I have written below code, which load json rows to bigquery.
Its working on Direct runner but, on DataFlowRunneer it throws this error.
In start_bundle NameError: name 'bigquery' is not defined [while running 'ParDo(Error_handle)-ptransform-41'].
My code is below:
import argparse
import json
import logging
import sys
import time
import dask.dataframe as dd
import pandas as pd
from tabulate import tabulate
import apache_beam as beam
import apache_beam.transforms.window as window
from apache_beam.options.pipeline_options import PipelineOptions
from bigquery_schema_generator.generate_schema import SchemaGenerator, read_existing_schema_from_file
from google.cloud import bigquery,storage
from apache_beam.io.gcp.bigquery_tools import parse_table_schema_from_json
# bucket_name="gs://dataflow-stream-amar/error_files"
client = bigquery.Client(project="<PROJECT_ID>")

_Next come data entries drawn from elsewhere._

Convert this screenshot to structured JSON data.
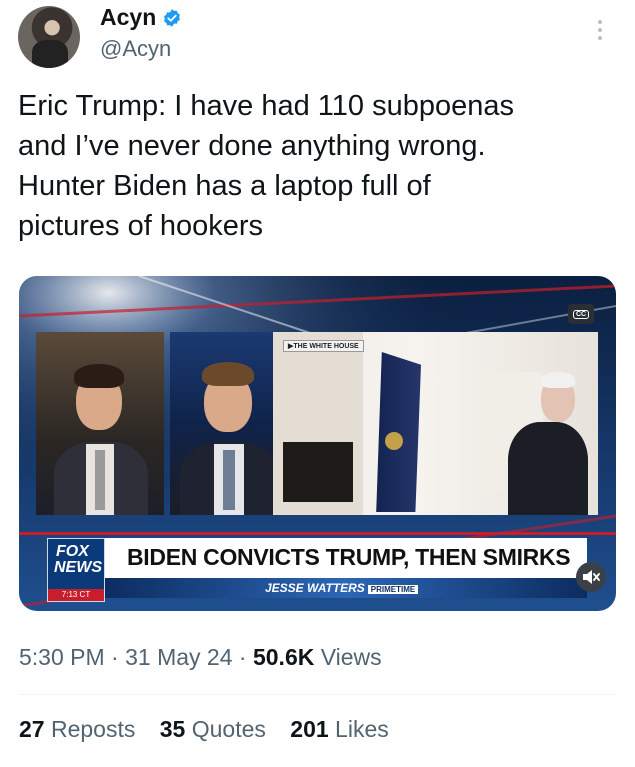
{
  "author": {
    "display_name": "Acyn",
    "handle": "@Acyn",
    "avatar_icon": "profile-avatar",
    "verified_icon": "verified-badge-icon",
    "verified_color": "#1d9bf0"
  },
  "tweet": {
    "lines": [
      "Eric Trump: I have had 110 subpoenas",
      "and I’ve never done anything wrong.",
      "Hunter Biden has a laptop full of",
      "pictures of hookers"
    ]
  },
  "video": {
    "cc_label": "CC",
    "location_tag": "▶THE WHITE HOUSE",
    "logo_line1": "FOX",
    "logo_line2": "NEWS",
    "logo_time": "7:13 CT",
    "headline": "BIDEN CONVICTS TRUMP, THEN SMIRKS",
    "show_name": "JESSE WATTERS",
    "show_suffix": "PRIMETIME",
    "mute_icon": "speaker-muted-icon",
    "accent_red": "#c81e2b",
    "accent_blue": "#0b3a7a"
  },
  "meta": {
    "time": "5:30 PM",
    "sep": " · ",
    "date": "31 May 24",
    "views_count": "50.6K",
    "views_label": "Views"
  },
  "stats": {
    "reposts_count": "27",
    "reposts_label": "Reposts",
    "quotes_count": "35",
    "quotes_label": "Quotes",
    "likes_count": "201",
    "likes_label": "Likes"
  },
  "menu_icon": "more-options-icon"
}
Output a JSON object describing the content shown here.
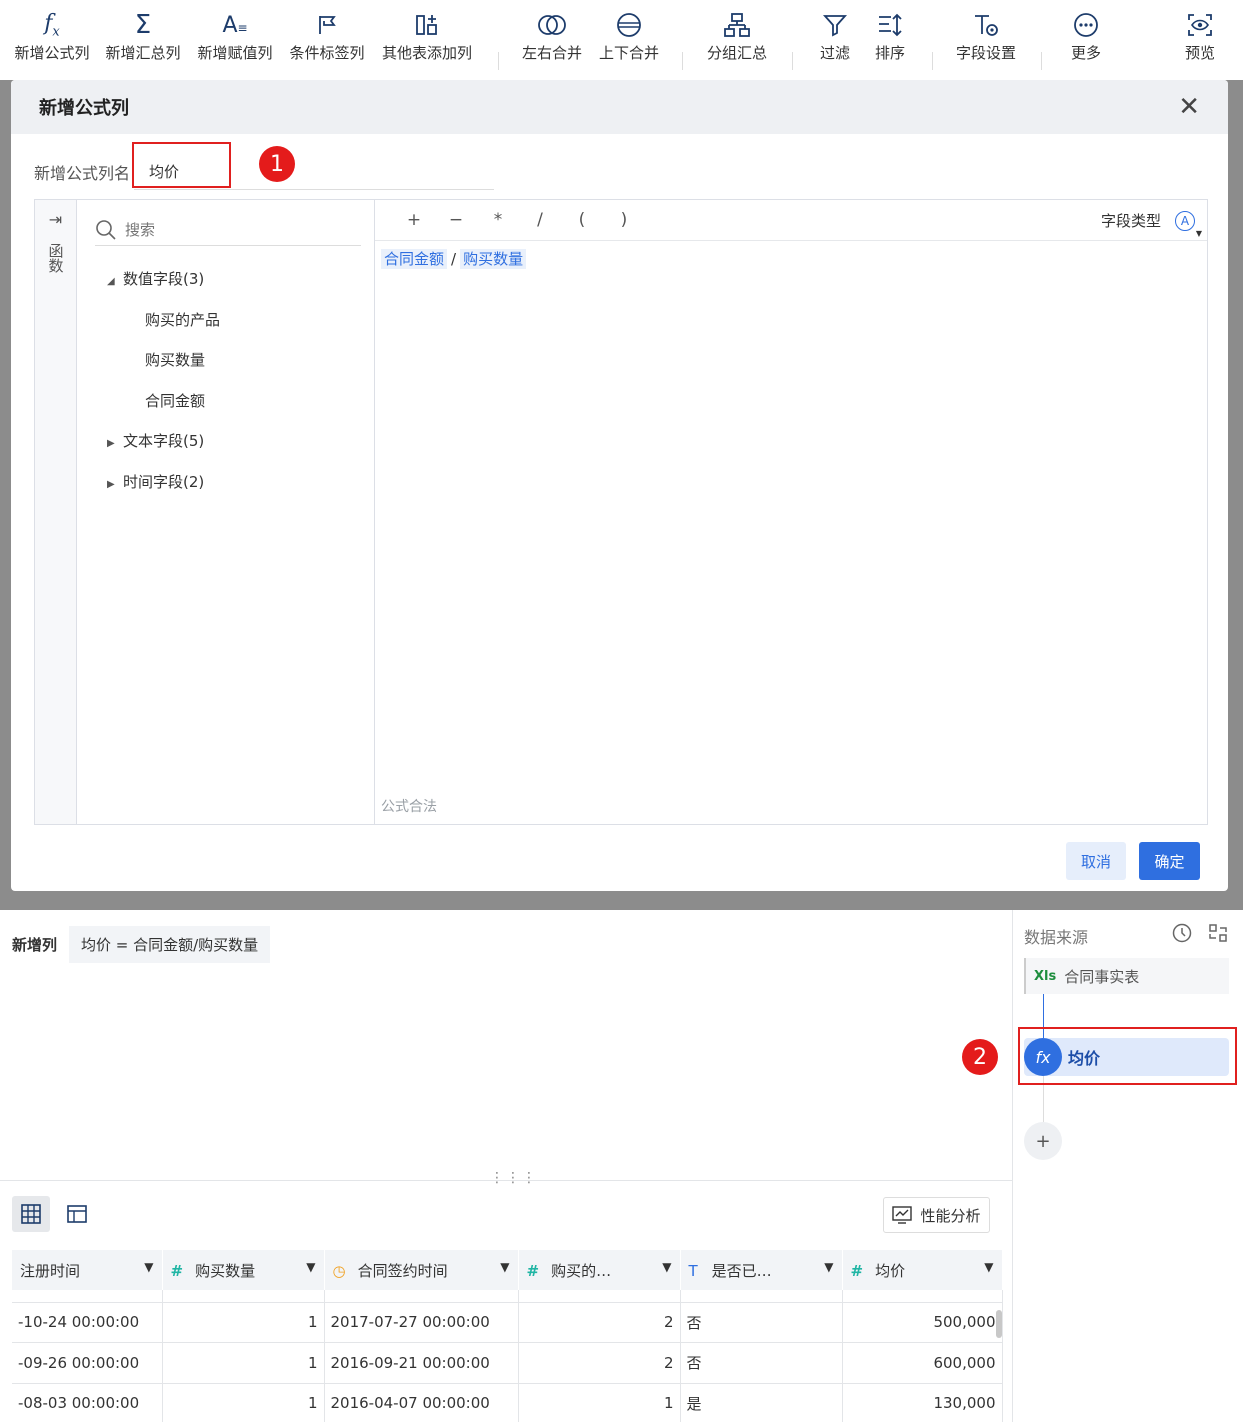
{
  "toolbar": {
    "items": [
      {
        "label": "新增公式列",
        "icon": "fx-icon"
      },
      {
        "label": "新增汇总列",
        "icon": "sigma-icon"
      },
      {
        "label": "新增赋值列",
        "icon": "assign-icon"
      },
      {
        "label": "条件标签列",
        "icon": "flag-icon"
      },
      {
        "label": "其他表添加列",
        "icon": "add-column-icon"
      },
      {
        "label": "左右合并",
        "icon": "merge-horizontal-icon"
      },
      {
        "label": "上下合并",
        "icon": "merge-vertical-icon"
      },
      {
        "label": "分组汇总",
        "icon": "group-icon"
      },
      {
        "label": "过滤",
        "icon": "filter-icon"
      },
      {
        "label": "排序",
        "icon": "sort-icon"
      },
      {
        "label": "字段设置",
        "icon": "field-settings-icon"
      },
      {
        "label": "更多",
        "icon": "more-icon"
      },
      {
        "label": "预览",
        "icon": "preview-icon"
      }
    ]
  },
  "dialog": {
    "title": "新增公式列",
    "name_label": "新增公式列名",
    "name_value": "均价",
    "function_tab": "函数",
    "search_placeholder": "搜索",
    "tree": {
      "numeric_group": "数值字段(3)",
      "numeric_fields": [
        "购买的产品",
        "购买数量",
        "合同金额"
      ],
      "text_group": "文本字段(5)",
      "time_group": "时间字段(2)"
    },
    "operators": [
      "+",
      "−",
      "*",
      "/",
      "(",
      ")"
    ],
    "field_type_label": "字段类型",
    "field_type_icon": "A",
    "formula": {
      "left": "合同金额",
      "op": "/",
      "right": "购买数量"
    },
    "formula_status": "公式合法",
    "cancel_label": "取消",
    "ok_label": "确定"
  },
  "annotations": {
    "badge1": "1",
    "badge2": "2",
    "color": "#e41b1b"
  },
  "new_column": {
    "label": "新增列",
    "expression": "均价 = 合同金额/购买数量"
  },
  "data_source_panel": {
    "title": "数据来源",
    "source_badge": "Xls",
    "source_name": "合同事实表",
    "step_icon": "fx",
    "step_name": "均价",
    "add_label": "+"
  },
  "preview": {
    "perf_button": "性能分析",
    "columns": [
      {
        "label": "注册时间",
        "type": "none"
      },
      {
        "label": "购买数量",
        "type": "number"
      },
      {
        "label": "合同签约时间",
        "type": "time"
      },
      {
        "label": "购买的…",
        "type": "number"
      },
      {
        "label": "是否已…",
        "type": "text"
      },
      {
        "label": "均价",
        "type": "number"
      }
    ],
    "rows": [
      [
        "-10-24 00:00:00",
        "1",
        "2017-07-27 00:00:00",
        "2",
        "否",
        "500,000"
      ],
      [
        "-09-26 00:00:00",
        "1",
        "2016-09-21 00:00:00",
        "2",
        "否",
        "600,000"
      ],
      [
        "-08-03 00:00:00",
        "1",
        "2016-04-07 00:00:00",
        "1",
        "是",
        "130,000"
      ]
    ]
  },
  "colors": {
    "accent": "#2f6fe0",
    "highlight": "#e0201f",
    "number_type": "#20b5a4"
  }
}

table_id="dflow_dataset.test_10"
class Error_handle(beam.DoFn):
def start_bundle(self):
self.client = bigquery.Client()
def process(self, batch):
from google.cloud import bigquery ##tried importing library inside ParDo, but not working
print(f"Got {len(batch)} bad rows")
print("--------------")
print(batch)
print("---------------")
job_config = bigquery.LoadJobConfig(
source_format=bigquery.SourceFormat.NEWLINE_DELIMITED_JSON,
schema_update_options=[
bigquery.SchemaUpdateOption.ALLOW_FIELD_ADDITION
],
write_disposition=
bigquery.WriteDisposition.WRITE_APPEND,
autodetect=True
)
try:
load_job = self.client.load_table_from_json(
batch,
table_id,
job_config=job_config,
) # Make an API request.
load_job.result() # Waits for the job to complete.
if load_job.errors:
logging.info(f"error_result = {load_job.error_result}")

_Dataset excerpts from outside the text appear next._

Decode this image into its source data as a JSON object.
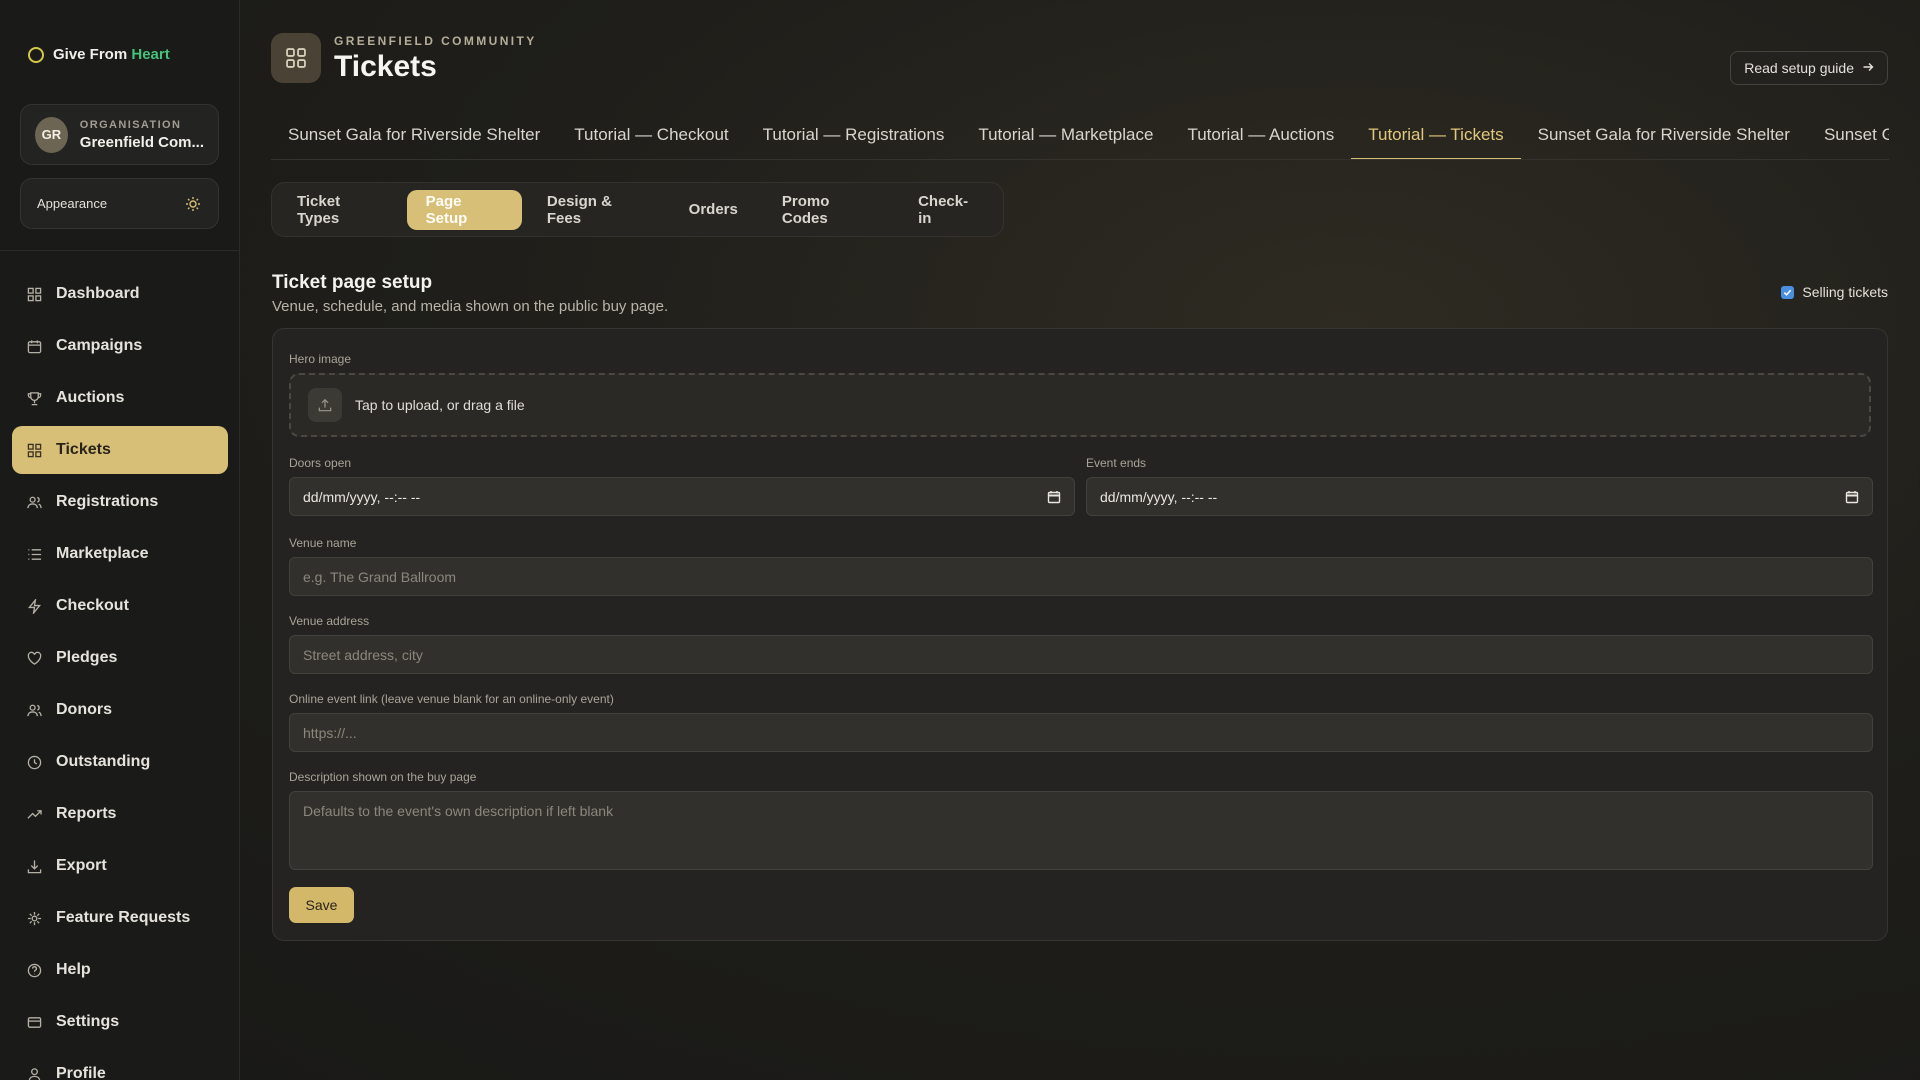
{
  "brand": {
    "name_prefix": "Give From ",
    "name_accent": "Heart"
  },
  "org": {
    "initials": "GR",
    "label": "ORGANISATION",
    "name": "Greenfield Com..."
  },
  "appearance": {
    "label": "Appearance",
    "icon": "sun-icon"
  },
  "sidebar": {
    "items": [
      {
        "label": "Dashboard",
        "icon": "dashboard-icon"
      },
      {
        "label": "Campaigns",
        "icon": "calendar-icon"
      },
      {
        "label": "Auctions",
        "icon": "trophy-icon"
      },
      {
        "label": "Tickets",
        "icon": "tickets-icon",
        "active": true
      },
      {
        "label": "Registrations",
        "icon": "users-icon"
      },
      {
        "label": "Marketplace",
        "icon": "list-icon"
      },
      {
        "label": "Checkout",
        "icon": "bolt-icon"
      },
      {
        "label": "Pledges",
        "icon": "heart-icon"
      },
      {
        "label": "Donors",
        "icon": "donors-icon"
      },
      {
        "label": "Outstanding",
        "icon": "clock-icon"
      },
      {
        "label": "Reports",
        "icon": "trend-icon"
      },
      {
        "label": "Export",
        "icon": "download-icon"
      },
      {
        "label": "Feature Requests",
        "icon": "spark-icon"
      },
      {
        "label": "Help",
        "icon": "help-icon"
      },
      {
        "label": "Settings",
        "icon": "card-icon"
      },
      {
        "label": "Profile",
        "icon": "profile-icon"
      }
    ]
  },
  "header": {
    "eyebrow": "GREENFIELD COMMUNITY",
    "title": "Tickets",
    "guide_button": "Read setup guide"
  },
  "event_tabs": [
    "Sunset Gala for Riverside Shelter",
    "Tutorial — Checkout",
    "Tutorial — Registrations",
    "Tutorial — Marketplace",
    "Tutorial — Auctions",
    "Tutorial — Tickets",
    "Sunset Gala for Riverside Shelter",
    "Sunset G"
  ],
  "active_event_tab": 5,
  "sub_tabs": [
    "Ticket Types",
    "Page Setup",
    "Design & Fees",
    "Orders",
    "Promo Codes",
    "Check-in"
  ],
  "active_sub_tab": 1,
  "section": {
    "title": "Ticket page setup",
    "subtitle": "Venue, schedule, and media shown on the public buy page.",
    "selling_label": "Selling tickets",
    "selling_checked": true
  },
  "form": {
    "hero_label": "Hero image",
    "upload_text": "Tap to upload, or drag a file",
    "doors_label": "Doors open",
    "doors_value": "dd/mm/yyyy, --:-- --",
    "ends_label": "Event ends",
    "ends_value": "dd/mm/yyyy, --:-- --",
    "venue_name_label": "Venue name",
    "venue_name_placeholder": "e.g. The Grand Ballroom",
    "venue_address_label": "Venue address",
    "venue_address_placeholder": "Street address, city",
    "online_label": "Online event link (leave venue blank for an online-only event)",
    "online_placeholder": "https://...",
    "description_label": "Description shown on the buy page",
    "description_placeholder": "Defaults to the event's own description if left blank",
    "save_label": "Save"
  },
  "colors": {
    "accent": "#d8bf78",
    "brand_green": "#47c17a",
    "background": "#1f1e1a"
  }
}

logging.info(f"errors = {load_job.errors}")
else:
logging.info(f'Loaded {len(batch)} rows.')
except Exception as error:
logging.info(f'Error: {error} with loading dataframe')
class json_data(beam.DoFn):
def process(self,element):
# print(type(e))
e=json.loads(element)
# print(e)
yield e
def format_err(e):
d=("_",e)
return d
def run(argv=None):
pipeline_options = PipelineOptions()
with beam.Pipeline(options=pipeline_options) as pipeline:
res=(pipeline | beam.io.ReadFromText("gs://dataproc-input-321/test1.txt")
|beam.ParDo(json_data())
|beam.io.WriteToBigQuery(
table="<PROJECT_ID>.dflow_dataset.test_10",
write_disposition=beam.io.BigQueryDisposition.WRITE_APPEND,
method=beam.io.WriteToBigQuery.Method.STREAMING_INSERTS, insert_retry_strategy=beam.io.gcp.bigquery_tools.RetryStrategy.RETRY_NEVER
)
)
_ = (
res[beam.io.gcp.bigquery.BigQueryWriteFn.FAILED_ROWS]
|beam.Map(lambda x: x[1])
|beam.Map(format_err)
|beam.GroupIntoBatches(3)
|beam.MapTuple(lambda _, val: val)
|beam.ParDo(Error_handle())
)
run()
I tried to load error rows to Bigquery.
Its loading when runner is DirectRunner, but failing on DataFlow runner.
My python version is 3.10
I can not use some other method to load json, beacause other method expects rows to be in a file.